In a most illustrative way, Bollas gave a verbatim session of a supervised case. (He asked the attendees to free associate to the material [with which we complied so well, acting as patients, that we ignored the point of the lecture: finding the unconscious processes in the sequence of the material, or acting like analysts]. ) He then discerned aloud what the unconscious connections were thought to be, relying on the patient's associations, and the logic of sequence, as the evidence. It deserves reiteration: the analyst's conclusions are based on evidence from the patient's associations. This is why we must avoid interfering with the patient's associations.

These are just some of the thoughts after this stimulating and generative day. Let's hear from some of the other attendees. There was so much going on at one time, one can not possibly associate to every element in today's exciting workshop.


Anonymous said...

I was fascinated by the visit from "Kit" Bollas. His talk was a lot like his writings, a kind of free association in itself. I liked that the two points (Freud discovering the value of free association, and what the analyst can do with it) was distilled down for us by the blog.

I use the intimate "Kit" signifier because I would like to engage in some wild analysis, as if I knew Kit. After his comment about Bob Laings (sp?) never presenting a case of his own in public, I wondered why Bollas would also choose to present someone else's case. Perhaps because the case was about language, the mother tongue.
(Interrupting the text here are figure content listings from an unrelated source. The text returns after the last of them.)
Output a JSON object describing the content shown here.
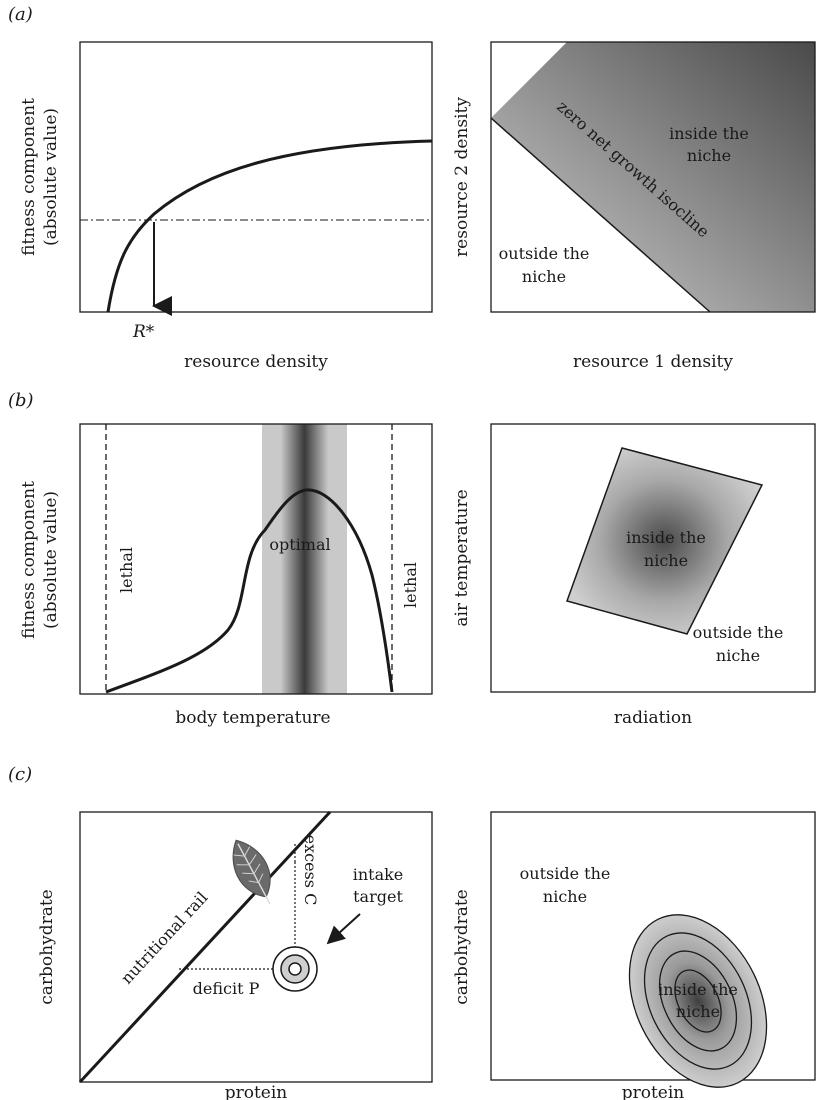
{
  "panels": {
    "a": {
      "letter": "(a)",
      "left": {
        "ylabel_line1": "fitness component",
        "ylabel_line2": "(absolute value)",
        "xlabel": "resource density",
        "rstar": "R*"
      },
      "right": {
        "ylabel": "resource 2 density",
        "xlabel": "resource 1 density",
        "isocline": "zero net growth isocline",
        "inside_line1": "inside the",
        "inside_line2": "niche",
        "outside_line1": "outside the",
        "outside_line2": "niche"
      }
    },
    "b": {
      "letter": "(b)",
      "left": {
        "ylabel_line1": "fitness component",
        "ylabel_line2": "(absolute value)",
        "xlabel": "body temperature",
        "lethal_left": "lethal",
        "lethal_right": "lethal",
        "optimal": "optimal"
      },
      "right": {
        "ylabel": "air temperature",
        "xlabel": "radiation",
        "inside_line1": "inside the",
        "inside_line2": "niche",
        "outside_line1": "outside the",
        "outside_line2": "niche"
      }
    },
    "c": {
      "letter": "(c)",
      "left": {
        "ylabel": "carbohydrate",
        "xlabel": "protein",
        "rail": "nutritional rail",
        "excess": "excess C",
        "deficit": "deficit P",
        "target_line1": "intake",
        "target_line2": "target",
        "leaf_icon": "leaf-icon"
      },
      "right": {
        "ylabel": "carbohydrate",
        "xlabel": "protein",
        "outside_line1": "outside the",
        "outside_line2": "niche",
        "inside_line1": "inside the",
        "inside_line2": "niche"
      }
    }
  },
  "colors": {
    "ink": "#1a1a1a",
    "shade_dark": "#3c3c3c",
    "shade_light": "#c8c8c8"
  }
}
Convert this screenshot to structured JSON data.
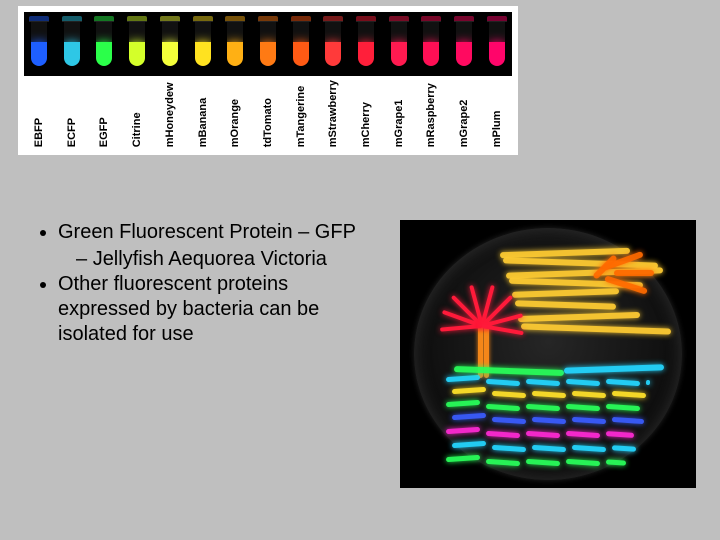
{
  "tubes": [
    {
      "label": "EBFP",
      "color": "#1e5fff"
    },
    {
      "label": "ECFP",
      "color": "#2ec7e6"
    },
    {
      "label": "EGFP",
      "color": "#2bff4a"
    },
    {
      "label": "Citrine",
      "color": "#d4ff2a"
    },
    {
      "label": "mHoneydew",
      "color": "#f4ff3a"
    },
    {
      "label": "mBanana",
      "color": "#ffe220"
    },
    {
      "label": "mOrange",
      "color": "#ffb014"
    },
    {
      "label": "tdTomato",
      "color": "#ff7a14"
    },
    {
      "label": "mTangerine",
      "color": "#ff5a14"
    },
    {
      "label": "mStrawberry",
      "color": "#ff3a3a"
    },
    {
      "label": "mCherry",
      "color": "#ff1f3a"
    },
    {
      "label": "mGrape1",
      "color": "#ff1a50"
    },
    {
      "label": "mRaspberry",
      "color": "#ff0f55"
    },
    {
      "label": "mGrape2",
      "color": "#ff0a60"
    },
    {
      "label": "mPlum",
      "color": "#ff056a"
    }
  ],
  "bullets": {
    "item1": "Green Fluorescent Protein – GFP",
    "item1_sub": "Jellyfish Aequorea Victoria",
    "item2": "Other fluorescent proteins expressed by bacteria can be isolated for use"
  },
  "petri": {
    "sky_color": "#ffcc33",
    "sun_color": "#ff6a00",
    "trunk_color": "#ff8c1a",
    "frond_color": "#ff1a3a",
    "wave_cyan": "#24d6ff",
    "wave_green": "#29ff5a",
    "wave_blue": "#3a5cff",
    "wave_magenta": "#ff2ad4",
    "wave_yellow": "#ffe22a"
  }
}
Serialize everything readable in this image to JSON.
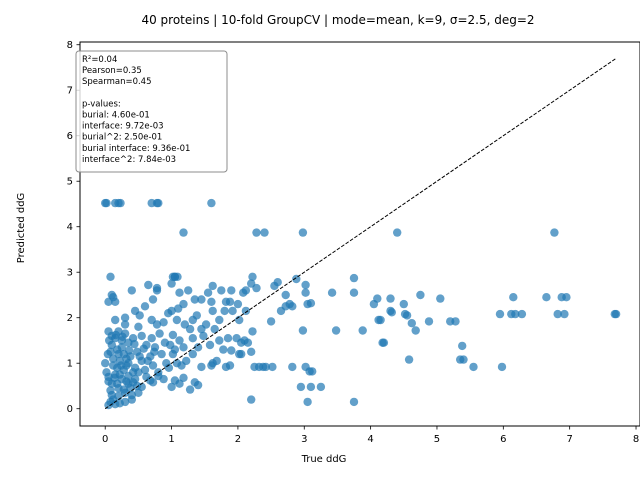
{
  "chart_data": {
    "type": "scatter",
    "title": "40 proteins | 10-fold GroupCV | mode=mean, k=9, σ=2.5, deg=2",
    "xlabel": "True ddG",
    "ylabel": "Predicted ddG",
    "xlim": [
      -0.38,
      8.06
    ],
    "ylim": [
      -0.38,
      8.06
    ],
    "xticks": [
      "0",
      "1",
      "2",
      "3",
      "4",
      "5",
      "6",
      "7",
      "8"
    ],
    "yticks": [
      "0",
      "1",
      "2",
      "3",
      "4",
      "5",
      "6",
      "7",
      "8"
    ],
    "grid": false,
    "marker_color": "#1f77b4",
    "diagonal": {
      "from": [
        0,
        0
      ],
      "to": [
        7.7,
        7.7
      ],
      "style": "dashed",
      "color": "#000000"
    },
    "stats_box": {
      "position": "top-left",
      "lines": [
        "R²=0.04",
        "Pearson=0.35",
        "Spearman=0.45",
        "",
        "p-values:",
        "burial: 4.60e-01",
        "interface: 9.72e-03",
        "burial^2: 2.50e-01",
        "burial interface: 9.36e-01",
        "interface^2: 7.84e-03"
      ]
    },
    "points": [
      [
        0.0,
        4.52
      ],
      [
        0.02,
        4.52
      ],
      [
        0.15,
        4.52
      ],
      [
        0.2,
        4.52
      ],
      [
        0.23,
        4.52
      ],
      [
        0.7,
        4.52
      ],
      [
        0.78,
        4.52
      ],
      [
        0.8,
        4.52
      ],
      [
        1.6,
        4.52
      ],
      [
        1.18,
        3.87
      ],
      [
        2.28,
        3.87
      ],
      [
        2.4,
        3.87
      ],
      [
        2.98,
        3.87
      ],
      [
        4.4,
        3.87
      ],
      [
        6.77,
        3.87
      ],
      [
        0.08,
        2.9
      ],
      [
        1.02,
        2.9
      ],
      [
        1.05,
        2.9
      ],
      [
        1.09,
        2.9
      ],
      [
        2.22,
        2.9
      ],
      [
        3.75,
        2.87
      ],
      [
        0.1,
        2.5
      ],
      [
        0.12,
        2.45
      ],
      [
        0.15,
        2.35
      ],
      [
        0.05,
        2.35
      ],
      [
        0.4,
        2.6
      ],
      [
        0.65,
        2.72
      ],
      [
        0.72,
        2.4
      ],
      [
        0.78,
        2.6
      ],
      [
        0.78,
        2.65
      ],
      [
        1.0,
        2.75
      ],
      [
        1.05,
        2.9
      ],
      [
        1.12,
        2.55
      ],
      [
        1.18,
        2.3
      ],
      [
        1.25,
        2.6
      ],
      [
        1.35,
        2.4
      ],
      [
        1.45,
        2.4
      ],
      [
        1.55,
        2.55
      ],
      [
        1.6,
        2.35
      ],
      [
        1.62,
        2.7
      ],
      [
        1.75,
        2.6
      ],
      [
        1.82,
        2.35
      ],
      [
        1.9,
        2.6
      ],
      [
        2.0,
        2.3
      ],
      [
        2.08,
        2.55
      ],
      [
        2.12,
        2.6
      ],
      [
        2.2,
        2.75
      ],
      [
        2.28,
        2.65
      ],
      [
        2.55,
        2.7
      ],
      [
        2.6,
        2.78
      ],
      [
        2.72,
        2.5
      ],
      [
        2.78,
        2.3
      ],
      [
        2.82,
        2.25
      ],
      [
        2.88,
        2.85
      ],
      [
        3.02,
        2.72
      ],
      [
        3.02,
        2.55
      ],
      [
        3.05,
        2.3
      ],
      [
        3.1,
        2.32
      ],
      [
        3.42,
        2.55
      ],
      [
        3.75,
        2.55
      ],
      [
        4.05,
        2.3
      ],
      [
        4.1,
        2.42
      ],
      [
        4.3,
        2.42
      ],
      [
        4.5,
        2.3
      ],
      [
        4.75,
        2.5
      ],
      [
        5.05,
        2.42
      ],
      [
        6.15,
        2.45
      ],
      [
        6.65,
        2.45
      ],
      [
        6.88,
        2.45
      ],
      [
        6.95,
        2.45
      ],
      [
        0.3,
        2.0
      ],
      [
        0.45,
        2.15
      ],
      [
        0.52,
        2.05
      ],
      [
        0.6,
        2.25
      ],
      [
        0.7,
        1.95
      ],
      [
        0.78,
        1.85
      ],
      [
        0.88,
        1.9
      ],
      [
        0.95,
        2.1
      ],
      [
        1.0,
        2.15
      ],
      [
        1.08,
        1.95
      ],
      [
        1.1,
        2.2
      ],
      [
        1.2,
        1.85
      ],
      [
        1.32,
        1.95
      ],
      [
        1.38,
        2.05
      ],
      [
        1.45,
        1.75
      ],
      [
        1.52,
        1.85
      ],
      [
        1.62,
        2.15
      ],
      [
        1.72,
        1.95
      ],
      [
        1.8,
        2.15
      ],
      [
        1.88,
        2.35
      ],
      [
        1.92,
        2.15
      ],
      [
        2.02,
        1.95
      ],
      [
        2.12,
        2.15
      ],
      [
        2.22,
        1.7
      ],
      [
        2.5,
        1.92
      ],
      [
        2.65,
        2.15
      ],
      [
        2.72,
        2.25
      ],
      [
        2.98,
        1.72
      ],
      [
        3.48,
        1.72
      ],
      [
        3.88,
        1.72
      ],
      [
        4.12,
        1.95
      ],
      [
        4.15,
        1.95
      ],
      [
        4.3,
        2.15
      ],
      [
        4.32,
        2.12
      ],
      [
        4.52,
        2.08
      ],
      [
        4.55,
        2.05
      ],
      [
        4.62,
        1.88
      ],
      [
        4.68,
        1.72
      ],
      [
        4.88,
        1.92
      ],
      [
        5.2,
        1.92
      ],
      [
        5.28,
        1.92
      ],
      [
        5.95,
        2.08
      ],
      [
        6.12,
        2.08
      ],
      [
        6.18,
        2.08
      ],
      [
        6.28,
        2.08
      ],
      [
        6.82,
        2.08
      ],
      [
        6.92,
        2.08
      ],
      [
        7.68,
        2.08
      ],
      [
        7.7,
        2.08
      ],
      [
        0.05,
        1.7
      ],
      [
        0.1,
        1.6
      ],
      [
        0.15,
        1.55
      ],
      [
        0.2,
        1.7
      ],
      [
        0.25,
        1.5
      ],
      [
        0.3,
        1.65
      ],
      [
        0.35,
        1.45
      ],
      [
        0.42,
        1.55
      ],
      [
        0.5,
        1.8
      ],
      [
        0.55,
        1.6
      ],
      [
        0.62,
        1.4
      ],
      [
        0.7,
        1.55
      ],
      [
        0.75,
        1.35
      ],
      [
        0.82,
        1.65
      ],
      [
        0.9,
        1.45
      ],
      [
        0.98,
        1.4
      ],
      [
        1.02,
        1.62
      ],
      [
        1.05,
        1.3
      ],
      [
        1.12,
        1.5
      ],
      [
        1.18,
        1.35
      ],
      [
        1.28,
        1.75
      ],
      [
        1.32,
        1.55
      ],
      [
        1.4,
        1.35
      ],
      [
        1.48,
        1.6
      ],
      [
        1.58,
        1.4
      ],
      [
        1.65,
        1.75
      ],
      [
        1.72,
        1.5
      ],
      [
        1.78,
        1.3
      ],
      [
        1.85,
        1.55
      ],
      [
        1.9,
        1.28
      ],
      [
        1.98,
        1.55
      ],
      [
        2.05,
        1.45
      ],
      [
        2.1,
        1.5
      ],
      [
        2.15,
        1.45
      ],
      [
        2.2,
        1.25
      ],
      [
        4.18,
        1.45
      ],
      [
        4.2,
        1.45
      ],
      [
        5.38,
        1.38
      ],
      [
        0.08,
        1.25
      ],
      [
        0.12,
        1.1
      ],
      [
        0.18,
        1.3
      ],
      [
        0.22,
        1.05
      ],
      [
        0.28,
        1.2
      ],
      [
        0.32,
        0.95
      ],
      [
        0.38,
        1.15
      ],
      [
        0.45,
        0.9
      ],
      [
        0.48,
        1.25
      ],
      [
        0.55,
        1.05
      ],
      [
        0.6,
        0.85
      ],
      [
        0.68,
        1.15
      ],
      [
        0.72,
        0.95
      ],
      [
        0.8,
        0.8
      ],
      [
        0.85,
        1.2
      ],
      [
        0.92,
        1.0
      ],
      [
        0.96,
        0.9
      ],
      [
        1.02,
        1.2
      ],
      [
        1.08,
        1.0
      ],
      [
        1.15,
        0.95
      ],
      [
        1.22,
        1.05
      ],
      [
        1.32,
        1.2
      ],
      [
        1.45,
        0.92
      ],
      [
        1.6,
        0.95
      ],
      [
        1.62,
        1.0
      ],
      [
        1.68,
        1.05
      ],
      [
        1.82,
        0.92
      ],
      [
        1.88,
        0.95
      ],
      [
        2.02,
        1.2
      ],
      [
        2.05,
        1.2
      ],
      [
        2.25,
        0.92
      ],
      [
        2.32,
        0.92
      ],
      [
        2.38,
        0.92
      ],
      [
        2.42,
        0.92
      ],
      [
        2.52,
        0.92
      ],
      [
        2.82,
        0.92
      ],
      [
        3.02,
        0.92
      ],
      [
        3.08,
        0.82
      ],
      [
        3.12,
        0.82
      ],
      [
        4.58,
        1.08
      ],
      [
        5.35,
        1.08
      ],
      [
        5.4,
        1.08
      ],
      [
        5.55,
        0.92
      ],
      [
        5.98,
        0.92
      ],
      [
        0.05,
        0.7
      ],
      [
        0.1,
        0.55
      ],
      [
        0.15,
        0.75
      ],
      [
        0.2,
        0.45
      ],
      [
        0.25,
        0.65
      ],
      [
        0.3,
        0.35
      ],
      [
        0.35,
        0.55
      ],
      [
        0.4,
        0.3
      ],
      [
        0.45,
        0.65
      ],
      [
        0.5,
        0.8
      ],
      [
        0.55,
        0.48
      ],
      [
        0.62,
        0.7
      ],
      [
        0.68,
        0.62
      ],
      [
        0.72,
        0.58
      ],
      [
        0.8,
        0.72
      ],
      [
        0.88,
        0.65
      ],
      [
        1.0,
        0.48
      ],
      [
        1.05,
        0.62
      ],
      [
        1.12,
        0.55
      ],
      [
        1.18,
        0.68
      ],
      [
        1.28,
        0.42
      ],
      [
        1.35,
        0.58
      ],
      [
        1.4,
        0.52
      ],
      [
        2.95,
        0.48
      ],
      [
        3.1,
        0.48
      ],
      [
        3.25,
        0.48
      ],
      [
        2.2,
        0.2
      ],
      [
        3.05,
        0.15
      ],
      [
        3.75,
        0.15
      ],
      [
        0.0,
        1.0
      ],
      [
        0.02,
        0.8
      ],
      [
        0.05,
        0.6
      ],
      [
        0.08,
        0.4
      ],
      [
        0.1,
        0.3
      ],
      [
        0.12,
        0.2
      ],
      [
        0.05,
        0.08
      ],
      [
        0.15,
        0.1
      ],
      [
        0.22,
        0.12
      ],
      [
        0.18,
        0.9
      ],
      [
        0.22,
        0.75
      ],
      [
        0.28,
        0.85
      ],
      [
        0.32,
        0.6
      ],
      [
        0.38,
        0.45
      ],
      [
        0.42,
        0.8
      ],
      [
        0.12,
        0.95
      ],
      [
        0.25,
        1.35
      ],
      [
        0.3,
        1.85
      ],
      [
        0.15,
        1.95
      ],
      [
        0.1,
        1.4
      ],
      [
        0.2,
        1.2
      ],
      [
        0.35,
        1.0
      ],
      [
        0.4,
        0.2
      ],
      [
        0.48,
        0.5
      ],
      [
        0.5,
        0.35
      ],
      [
        0.3,
        0.15
      ],
      [
        0.06,
        1.5
      ],
      [
        0.18,
        0.55
      ],
      [
        0.28,
        0.42
      ],
      [
        0.35,
        0.72
      ],
      [
        0.42,
        0.58
      ],
      [
        0.08,
        0.15
      ],
      [
        0.2,
        0.28
      ],
      [
        0.24,
        0.95
      ],
      [
        0.14,
        0.68
      ],
      [
        0.32,
        1.1
      ],
      [
        0.04,
        1.2
      ],
      [
        0.16,
        1.62
      ],
      [
        0.26,
        1.58
      ],
      [
        0.36,
        1.28
      ],
      [
        0.44,
        1.42
      ],
      [
        0.52,
        1.15
      ],
      [
        0.58,
        1.32
      ],
      [
        0.64,
        1.05
      ],
      [
        0.74,
        1.25
      ]
    ]
  }
}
I wondered if Bollas, having, after lunch, almost lost his British pronunciation was also struggling with which country in which to live and which 'language' to speak. I also wondered if his insistence that there was a relatively better way that an analysand must be trained to speak (meaningfully, not phatically) was not some parallel process to the presented patient's mother (speak Greek, not English) to be acceptable. Just some thoughts.

Anonymous said...

In keeping with previous comment and wild analysis, I had an idea about Bollas saying he would never again write about the topic he presented. I thought of the patient he presented who would say she would say it once and then be silent. Is this parallel process?

Anonymous said...

I also enjoyed the workshop and was really intrigued by his idea that the analytic process proceeds via communication that occurs "unconscious to unconscious" between analyst and patient. But given this perspective, it did surprise me that Bollas didn't think that more attention to the "here and now" is needed (transference, enactments, parallel process, etc).

Doesn't the unconscious influence our ability to perceive the past (our own and others) just as much as it impacts perception of the present moment?

Like the first two comments, I also wondered about the influence of the case on the presenter....and perhaps on us as the audience as well? After all, if communication occurs through the drift of the unconscious communication, it would make sense that there would be many different agents of interaction in play with the material.